Lastly, it’s interesting to compare FXCM’s numbers to Gain’s. These are the only two public retail forex brokers and only they publish the data we need on a consistent basis. Though there’s not much clarity whether definition of accounts is identical or not we can still see the overall trend. When testing correlaction between number of accounts for both brokers we get a positive 0.78 figure, which means almost a perfect correlation – when FXCM grows so does Gain and vice versa. Unfortunately data for Gain’s funded retail accounts is only available since April 2010 – figure 3. This chart also shows all the events that affected the accounts growth (and drop) for both brokers.

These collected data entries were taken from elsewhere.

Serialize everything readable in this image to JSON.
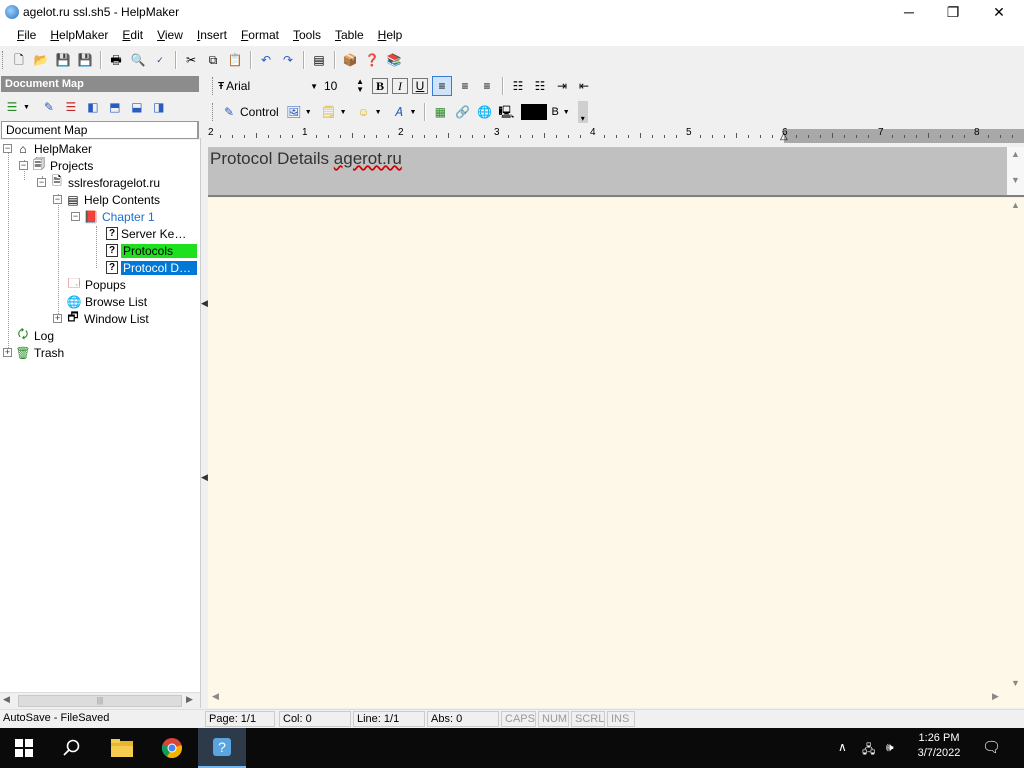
{
  "window": {
    "title": "agelot.ru ssl.sh5 - HelpMaker",
    "controls": [
      "─",
      "❐",
      "✕"
    ]
  },
  "menu": [
    {
      "first": "F",
      "rest": "ile"
    },
    {
      "first": "H",
      "rest": "elpMaker"
    },
    {
      "first": "E",
      "rest": "dit"
    },
    {
      "first": "V",
      "rest": "iew"
    },
    {
      "first": "I",
      "rest": "nsert"
    },
    {
      "first": "F",
      "rest": "ormat"
    },
    {
      "first": "T",
      "rest": "ools"
    },
    {
      "first": "T",
      "rest": "able"
    },
    {
      "first": "H",
      "rest": "elp"
    }
  ],
  "format_toolbar": {
    "font": "Arial",
    "size": "10",
    "control_label": "Control",
    "color_label": "B",
    "text_color": "#000000"
  },
  "doc_map": {
    "header": "Document Map",
    "label": "Document Map",
    "tree": {
      "helpmaker": "HelpMaker",
      "projects": "Projects",
      "project": "sslresforagelot.ru",
      "help_contents": "Help Contents",
      "chapter": "Chapter 1",
      "topic1": "Server Ke…",
      "topic2": "Protocols",
      "topic3": "Protocol D…",
      "popups": "Popups",
      "browse": "Browse List",
      "window": "Window List",
      "log": "Log",
      "trash": "Trash"
    }
  },
  "ruler": {
    "marks": [
      "2",
      "1",
      "2",
      "3",
      "4",
      "5",
      "6",
      "7",
      "8"
    ]
  },
  "topic": {
    "title_pre": "Protocol Details ",
    "title_misspelled": "agerot.ru"
  },
  "status": {
    "autosave": "AutoSave - FileSaved",
    "page": "Page: 1/1",
    "col": "Col: 0",
    "line": "Line: 1/1",
    "abs": "Abs: 0",
    "caps": "CAPS",
    "num": "NUM",
    "scrl": "SCRL",
    "ins": "INS"
  },
  "taskbar": {
    "time": "1:26 PM",
    "date": "3/7/2022"
  },
  "colors": {
    "selection_blue": "#0078d7",
    "selection_green": "#1ee01e",
    "chapter_link": "#1a6fd1",
    "editor_bg": "#fdf8e8"
  }
}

The overall trend speaks for itself for both brokers. Or maybe it doesn’t? Depends on what you are looking at.
- FXCM accounts growth spiked in May 2010 due to the acquisition of ODL Group. The growth was then flat until the year’s end amid the CFTC leverage restrictions. GCI’s acquisition rallied the growth once again in April.
- Gain’s accounts growth was flat until the acquisition of CMS Forex in October 2010 which made similar impact to its growth as FXCM’s GCI acquisition. Afterwards the trend was again flat until the loss of Tradestation and the acquisition of dbFX. dbFX contributed 1650 accounts while Tradestation cost Gain 4873 accounts. Thus Gain has suffered a considerable loss of accounts in April-May 2011.
- But if looking at total Gain’s Client Assets then Gain is growing nicely, whether through acquisitions or organically – dbFX’s accounts added much more than what was lost to Tradestation.
To sum this up, there’s no chart that can show the whole picture which is quite complex. Investors and others should consider multiple factors and not just one (number of accounts) before making a decision to drop the stock.